WASHINGTON, Oct. 29 (UPI) -- A large gap exists among U.S. residents in basic views on gender, race, religion and politics, an ABC News-Fusion poll indicated.
The poll, released Monday, found wide differences among groups in their trust in government and immigration policy, as well as basic views on issues such as the role of religion and the value of diversity in politics, treatment of women in the workplace and opportunities afforded to minorities.
The poll conducted for ABC and Fusion television network by Langer Research Associates found the gaps largest among partisan and ideological groups and so enormous and so basic that they seem to constitute visions of two distinctly different Americas.
Among the poll's findings:
Among all adults, 53 percent said they think women have fewer opportunities than men in the workplace, ranging from 68 percent of Democrats to 38 percent of Republicans.

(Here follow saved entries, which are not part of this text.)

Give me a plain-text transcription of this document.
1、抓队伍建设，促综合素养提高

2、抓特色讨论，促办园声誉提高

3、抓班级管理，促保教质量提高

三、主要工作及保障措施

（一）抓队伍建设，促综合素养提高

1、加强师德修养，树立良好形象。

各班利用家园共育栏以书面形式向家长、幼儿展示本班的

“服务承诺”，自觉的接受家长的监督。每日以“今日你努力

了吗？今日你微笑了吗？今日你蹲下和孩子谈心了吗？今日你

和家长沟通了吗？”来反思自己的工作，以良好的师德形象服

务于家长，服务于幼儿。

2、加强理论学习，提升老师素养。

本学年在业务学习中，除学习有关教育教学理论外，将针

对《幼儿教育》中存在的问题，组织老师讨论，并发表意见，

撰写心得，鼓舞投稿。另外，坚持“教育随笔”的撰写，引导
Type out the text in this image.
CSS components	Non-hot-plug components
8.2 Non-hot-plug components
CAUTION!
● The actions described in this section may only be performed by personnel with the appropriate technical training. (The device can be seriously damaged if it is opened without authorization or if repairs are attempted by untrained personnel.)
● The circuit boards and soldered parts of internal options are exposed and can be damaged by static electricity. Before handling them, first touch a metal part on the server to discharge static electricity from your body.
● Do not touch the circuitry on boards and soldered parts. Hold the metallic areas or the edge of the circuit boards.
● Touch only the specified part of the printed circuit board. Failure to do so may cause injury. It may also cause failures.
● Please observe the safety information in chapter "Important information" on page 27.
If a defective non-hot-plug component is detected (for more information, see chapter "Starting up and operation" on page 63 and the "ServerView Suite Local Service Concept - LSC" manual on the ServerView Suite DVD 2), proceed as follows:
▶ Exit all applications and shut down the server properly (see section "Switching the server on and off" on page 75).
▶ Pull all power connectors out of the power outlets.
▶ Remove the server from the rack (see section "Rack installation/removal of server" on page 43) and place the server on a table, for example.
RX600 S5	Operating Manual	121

Overall, 41 percent think non-whites have fewer opportunities than whites in society, from a high of 62 percent among liberal Democrats to 25 percent among Republicans.
Thirty-nine percent of adults say they trust the government in Washington to do what's right while six in 10 say they don't.
Legal status for undocumented immigrants has a 51 percent overall support, ranging from 77 percent among liberal Democrats to 32 percent among conservative Republicans.
Partisan and ideological differences of between 20 points and 50 points raise challenging questions of how political accommodation can occur in the United States, which may be gaining urgency following the 16-day partial government shutdown prompted by a political dispute over the new federal healthcare law, ABC said.
Results are based on a nationwide phone survey of 1,002 adults conducted Oct. 17-20. The margin of error is 3.5 percentage points.